So, when Apple recently announced support for Thunderbolt the biggest question after the release by many in the video community was: “Who else is going to support this?”
The answer has come from a major player: Canon. This is a natural partner who can obviously utilize Thunderbolt’s 10Gbps port.
Thursday Canon announced that it would be coming out with at least one video camera that would use Intel’s Thunderbolt port.
According to Canon’s Hiroo Edakubo, “We are excited about Thunderbolt technology and feel it will bring new levels of performance and simplicity to the video creation market.”
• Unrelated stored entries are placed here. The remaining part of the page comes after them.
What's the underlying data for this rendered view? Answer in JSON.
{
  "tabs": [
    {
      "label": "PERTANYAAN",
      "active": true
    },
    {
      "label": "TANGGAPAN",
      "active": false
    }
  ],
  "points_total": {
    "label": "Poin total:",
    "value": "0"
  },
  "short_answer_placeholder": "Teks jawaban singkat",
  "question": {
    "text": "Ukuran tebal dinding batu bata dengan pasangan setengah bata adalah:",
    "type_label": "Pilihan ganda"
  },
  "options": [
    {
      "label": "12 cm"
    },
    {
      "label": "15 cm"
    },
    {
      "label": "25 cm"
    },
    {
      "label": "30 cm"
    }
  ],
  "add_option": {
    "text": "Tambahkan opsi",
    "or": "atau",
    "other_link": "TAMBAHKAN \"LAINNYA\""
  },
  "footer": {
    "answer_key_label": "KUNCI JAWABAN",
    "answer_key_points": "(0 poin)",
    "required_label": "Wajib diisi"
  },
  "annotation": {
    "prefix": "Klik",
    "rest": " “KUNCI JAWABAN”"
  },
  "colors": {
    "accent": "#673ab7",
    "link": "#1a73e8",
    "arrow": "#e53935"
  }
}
Most of the players so far who have hinted at delivering products for Thunderbolt have been storage/hard drive related. Though AJA’s John Abt has teased on the Intel site: “Welcome to the future, Thunderbolt technology enables the fastest and simplest I/O for connecting AJA’s award-winning professional video capture and playback products to your laptop.” And BlackMagic’s Grant Petty also hinted, “Thunderbolt technology will revolutionize mobile media creation. It’s a game-changer and will accelerate our ability to build the highest quality video creation products that are affordable to everyone.”
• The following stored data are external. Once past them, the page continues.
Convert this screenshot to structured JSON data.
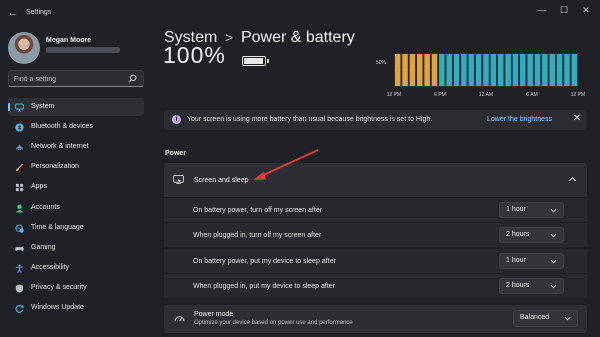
{
  "window": {
    "app_title": "Settings",
    "back_icon": "back-arrow-icon",
    "minimize_glyph": "—",
    "maximize_glyph": "☐",
    "close_glyph": "✕"
  },
  "user": {
    "name": "Megan Moore"
  },
  "search": {
    "placeholder": "Find a setting"
  },
  "nav": [
    {
      "label": "System",
      "icon": "monitor-icon",
      "color": "#4cc2ff"
    },
    {
      "label": "Bluetooth & devices",
      "icon": "bluetooth-icon",
      "color": "#4cc2ff"
    },
    {
      "label": "Network & internet",
      "icon": "network-icon",
      "color": "#6fc0ef"
    },
    {
      "label": "Personalization",
      "icon": "brush-icon",
      "color": "#f0a35e"
    },
    {
      "label": "Apps",
      "icon": "apps-icon",
      "color": "#b9c3cf"
    },
    {
      "label": "Accounts",
      "icon": "account-icon",
      "color": "#4ccf8f"
    },
    {
      "label": "Time & language",
      "icon": "globe-clock-icon",
      "color": "#5fb8ef"
    },
    {
      "label": "Gaming",
      "icon": "gamepad-icon",
      "color": "#b9c3cf"
    },
    {
      "label": "Accessibility",
      "icon": "accessibility-icon",
      "color": "#5fb8ef"
    },
    {
      "label": "Privacy & security",
      "icon": "shield-icon",
      "color": "#b9c3cf"
    },
    {
      "label": "Windows Update",
      "icon": "update-icon",
      "color": "#4cc2ff"
    }
  ],
  "breadcrumb": {
    "parent": "System",
    "separator": ">",
    "current": "Power & battery"
  },
  "battery": {
    "percent_text": "100%",
    "level": 1.0
  },
  "chart_data": {
    "type": "bar",
    "x_tick_labels": [
      "12 PM",
      "6 PM",
      "12 AM",
      "6 AM",
      "12 PM"
    ],
    "y_tick_labels": [
      "50%"
    ],
    "ylim": [
      0,
      100
    ],
    "values": [
      100,
      100,
      100,
      100,
      100,
      100,
      100,
      100,
      100,
      100,
      100,
      100,
      100,
      100,
      100,
      100,
      100,
      100,
      100,
      100,
      100,
      100,
      100,
      100,
      100
    ],
    "bar_colors": [
      "#e0a43a",
      "#e0a43a",
      "#e0a43a",
      "#e0a43a",
      "#e0a43a",
      "#e0a43a",
      "#2bb0c2",
      "#2bb0c2",
      "#2bb0c2",
      "#2bb0c2",
      "#2bb0c2",
      "#2bb0c2",
      "#2bb0c2",
      "#2bb0c2",
      "#2bb0c2",
      "#2bb0c2",
      "#2bb0c2",
      "#2bb0c2",
      "#2bb0c2",
      "#2bb0c2",
      "#2bb0c2",
      "#2bb0c2",
      "#2bb0c2",
      "#2bb0c2",
      "#2bb0c2"
    ],
    "grid": true
  },
  "notice": {
    "text": "Your screen is using more battery than usual because brightness is set to High.",
    "link": "Lower the brightness",
    "close_glyph": "✕",
    "accent": "#c6a6e8"
  },
  "power_section": {
    "heading": "Power",
    "screen_sleep": {
      "title": "Screen and sleep",
      "rows": [
        {
          "label": "On battery power, turn off my screen after",
          "value": "1 hour"
        },
        {
          "label": "When plugged in, turn off my screen after",
          "value": "2 hours"
        },
        {
          "label": "On battery power, put my device to sleep after",
          "value": "1 hour"
        },
        {
          "label": "When plugged in, put my device to sleep after",
          "value": "2 hours"
        }
      ]
    },
    "power_mode": {
      "title": "Power mode",
      "description": "Optimize your device based on power use and performance",
      "value": "Balanced"
    }
  },
  "annotation": {
    "arrow_color": "#e03a3a"
  }
}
If you’ve been living under a rock, or maybe haven’t given it your full attention quite yet, here’s the skinny on Thunderbolt so far:
Thunderbolt was originally code-named LightPeak and is an Intel technology that uses the same connection as the mini-display port on a Mac. It is designed for high-speed, dual-protocol (PCI Express and DisplayPort) I/O technology. Basically it’s the next step after USB3 and Firewire800, with the twist that it’s also a display protocol.
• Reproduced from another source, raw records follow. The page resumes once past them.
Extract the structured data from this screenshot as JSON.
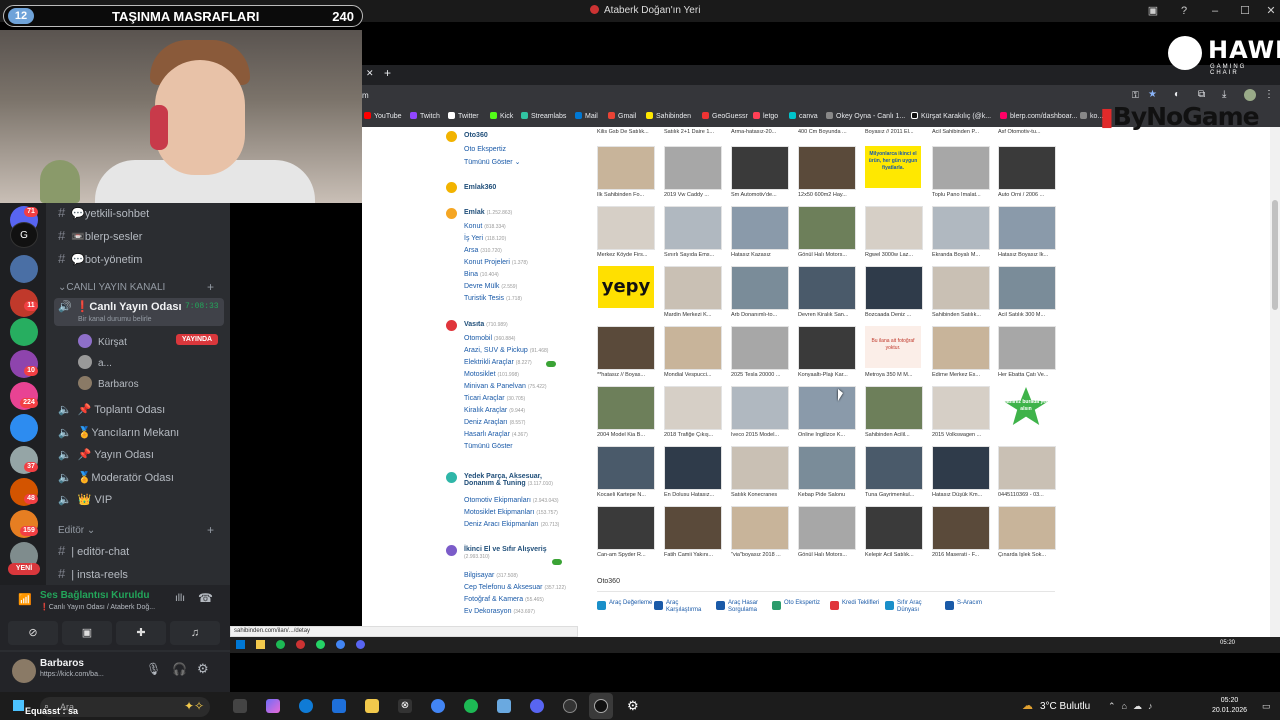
{
  "window": {
    "title": "Ataberk Doğan'ın Yeri"
  },
  "overlay": {
    "moving_count": "12",
    "moving_title": "TAŞINMA MASRAFLARI",
    "moving_value": "240"
  },
  "logos": {
    "hawk": "HAWK",
    "hawk_sub": "GAMING CHAIR",
    "bynogame": "ByNoGame"
  },
  "discord": {
    "channels_top": [
      {
        "name": "💬yetkili-sohbet"
      },
      {
        "name": "📼blerp-sesler"
      },
      {
        "name": "💬bot-yönetim"
      }
    ],
    "category_live": "CANLI YAYIN KANALI",
    "live_channel": "❗Canlı Yayın Odası",
    "live_timer": "7:08:33",
    "live_status": "Bir kanal durumu belirle",
    "members": [
      {
        "name": "Kürşat",
        "badge": "YAYINDA"
      },
      {
        "name": "a..."
      },
      {
        "name": "Barbaros"
      }
    ],
    "voice_channels": [
      "📌 Toplantı Odası",
      "🏅Yancıların Mekanı",
      "📌 Yayın Odası",
      "🏅Moderatör Odası",
      "👑 VIP"
    ],
    "category_editor": "Editör",
    "editor_channels": [
      "| editör-chat",
      "| insta-reels"
    ],
    "voice_connected": "Ses Bağlantısı Kuruldu",
    "voice_location": "❗Canlı Yayın Odası / Ataberk Doğ...",
    "user_name": "Barbaros",
    "user_status": "https://kick.com/ba...",
    "new_badge": "YENİ",
    "guild_badges": [
      "71",
      "11",
      "10",
      "224",
      "37",
      "48",
      "159"
    ]
  },
  "browser": {
    "address": "m",
    "bookmarks": [
      "YouTube",
      "Twitch",
      "Twitter",
      "Kick",
      "Streamlabs",
      "Mail",
      "Gmail",
      "Sahibinden",
      "GeoGuessr",
      "letgo",
      "canva",
      "Okey Oyna - Canlı 1...",
      "Kürşat Karakılıç (@k...",
      "blerp.com/dashboar...",
      "ko..."
    ],
    "status_url": "sahibinden.com/ilan/.../detay"
  },
  "sidebar": {
    "oto360": {
      "title": "Oto360",
      "items": [
        "Oto Ekspertiz",
        "Tümünü Göster"
      ]
    },
    "emlak360": {
      "title": "Emlak360"
    },
    "emlak": {
      "title": "Emlak",
      "count": "(1.252.863)",
      "items": [
        {
          "label": "Konut",
          "n": "(818.334)"
        },
        {
          "label": "İş Yeri",
          "n": "(118.120)"
        },
        {
          "label": "Arsa",
          "n": "(310.720)"
        },
        {
          "label": "Konut Projeleri",
          "n": "(1.378)"
        },
        {
          "label": "Bina",
          "n": "(10.404)"
        },
        {
          "label": "Devre Mülk",
          "n": "(2.559)"
        },
        {
          "label": "Turistik Tesis",
          "n": "(1.718)"
        }
      ]
    },
    "vasita": {
      "title": "Vasıta",
      "count": "(710.989)",
      "items": [
        {
          "label": "Otomobil",
          "n": "(360.884)"
        },
        {
          "label": "Arazi, SUV & Pickup",
          "n": "(91.468)"
        },
        {
          "label": "Elektrikli Araçlar",
          "n": "(8.227)"
        },
        {
          "label": "Motosiklet",
          "n": "(101.998)"
        },
        {
          "label": "Minivan & Panelvan",
          "n": "(75.422)"
        },
        {
          "label": "Ticari Araçlar",
          "n": "(30.705)"
        },
        {
          "label": "Kiralık Araçlar",
          "n": "(9.944)"
        },
        {
          "label": "Deniz Araçları",
          "n": "(8.557)"
        },
        {
          "label": "Hasarlı Araçlar",
          "n": "(4.367)"
        },
        {
          "label": "Tümünü Göster",
          "n": ""
        }
      ]
    },
    "yedek": {
      "title": "Yedek Parça, Aksesuar, Donanım & Tuning",
      "count": "(3.117.010)",
      "items": [
        {
          "label": "Otomotiv Ekipmanları",
          "n": "(2.943.043)"
        },
        {
          "label": "Motosiklet Ekipmanları",
          "n": "(153.757)"
        },
        {
          "label": "Deniz Aracı Ekipmanları",
          "n": "(20.713)"
        }
      ]
    },
    "ikinciel": {
      "title": "İkinci El ve Sıfır Alışveriş",
      "count": "(2.993.310)",
      "items": [
        {
          "label": "Bilgisayar",
          "n": "(317.508)"
        },
        {
          "label": "Cep Telefonu & Aksesuar",
          "n": "(357.122)"
        },
        {
          "label": "Fotoğraf & Kamera",
          "n": "(55.465)"
        },
        {
          "label": "Ev Dekorasyon",
          "n": "(343.697)"
        }
      ]
    }
  },
  "listings": {
    "top_captions": [
      "Kilis Gsb De Satılık...",
      "Satılık 2+1 Daire 1...",
      "Arma-hatasız-20...",
      "400 Cm Boyunda ...",
      "Boyasız // 2011 El...",
      "Acil Sahibinden P...",
      "Asf Otomotiv-tu..."
    ],
    "rows": [
      [
        "İlk Sahibinden Fo...",
        "2019 Vw Caddy ...",
        "Sm Automotiv'de...",
        "12x50 600m2 Hay...",
        "",
        "Toplu Pano İmalat...",
        "Auto Orni / 2006 ..."
      ],
      [
        "Merkez Köyde Firs...",
        "Sınırlı Sayıda Ems...",
        "Hatasız Kazasız",
        "Gönül Halı Motors...",
        "Rgwel 3000w Laz...",
        "Ekranda Boyalı M...",
        "Hatasız Boyasız İk..."
      ],
      [
        "",
        "Mardin Merkezi K...",
        "Arb Donanımlı-to...",
        "Devren Kiralık San...",
        "Bozcaada Deniz ...",
        "Sahibinden Satılık...",
        "Acil Satılık 300 M..."
      ],
      [
        "**hatasız // Boyas...",
        "Mondial Vespucci...",
        "2025 Tesla 20000 ...",
        "Konyaaltı-Plajı Kar...",
        "Metroya 350 M M...",
        "Edirne Merkez Es...",
        "Her Ebatta Çatı Ve..."
      ],
      [
        "2004 Model Kia B...",
        "2018 Trafiğe Çıkış...",
        "Iveco 2015 Model...",
        "Online İngilizce K...",
        "Sahibinden Acilil...",
        "2015 Volkswagen ...",
        ""
      ],
      [
        "Kocaeli Kartepe N...",
        "En Dolusu Hatasız...",
        "Satılık Konecranes",
        "Kebap Pide Salonu",
        "Tuna Gayrimenkul...",
        "Hatasız Düşük Km...",
        "0445110369 - 03..."
      ],
      [
        "Can-am Spyder R...",
        "Fatih Camii Yakını...",
        "\"via\"boyasız 2018 ...",
        "Gönül Halı Motors...",
        "Kelepir Acil Satılık...",
        "2016 Maserati - F...",
        "Çınarda İşlek Sok..."
      ]
    ],
    "promo_1": "Milyonlarca ikinci el ürün, her gün uygun fiyatlarla.",
    "promo_yepy": "yepy",
    "promo_noimage": "Bu ilana ait fotoğraf yoktur.",
    "promo_star": "İlanınız burada yer alsın",
    "oto360_title": "Oto360",
    "oto360_tools": [
      "Araç Değerleme",
      "Araç Karşılaştırma",
      "Araç Hasar Sorgulama",
      "Oto Ekspertiz",
      "Kredi Teklifleri",
      "Sıfır Araç Dünyası",
      "S-Aracım"
    ]
  },
  "taskbar": {
    "search": "Ara",
    "weather": "3°C  Bulutlu",
    "time": "05:20",
    "date": "20.01.2026",
    "browser_time": "05:20",
    "equasst": "Equasst : sa"
  },
  "colors": {
    "sahibinden_blue": "#1a5aa8",
    "discord_bg": "#2b2d31",
    "live_red": "#da373c"
  }
}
At 10 Gbps, Thunderbolt simultaneously delivers high-speed data and display transfers in each direction. At that rate, it is possible to transfer a full-length HD movie in less than 30 seconds or backup a year of continuous MP3 playback in just over 10 minutes. Cool, I was trying to figure out how to get my C-SPAN archive onto my MacBookPro.
Thunderbolt can be daisy-chained. Initially it will be released on Apple products as a copper-wire cable but will eventually utilize optical cables that will allow very long cable runs. The cable will allow power over the cable for bus-powered devices.
Thunderbolt is not just a cable and port. It transmits and receives packetized data – going both directions at the same time – with all the traffic handled by a controller chip in the computer and other external devices – like the newly announced Canon cameras. Intel is promising workstation performance expansion on a laptop. Obviously, with this type of throughput, the types of devices that will be able to benefit from this speed are things like hard drives, RAIDs, and probably IO devices like those by AJA and Blackmagic. This could also allow for “expansion chassis” type devices that will allow laptops to tap in to workstation-like power that was never before possible. For example, many people use workstations, including the MacPro towers, because they need the slots for graphics and video cards. Those cards could possibly sit in an expansion chassis or some kind of external device and be linked to a Thunderbolt-enabled laptop. Intel also claims that adapting existing I/O technologies, like GigE, FireWire or eSATA should be simple to do.
Beyond Canon and Apple, LaCie has also announced support for Thunderbolt. Others are sure to follow.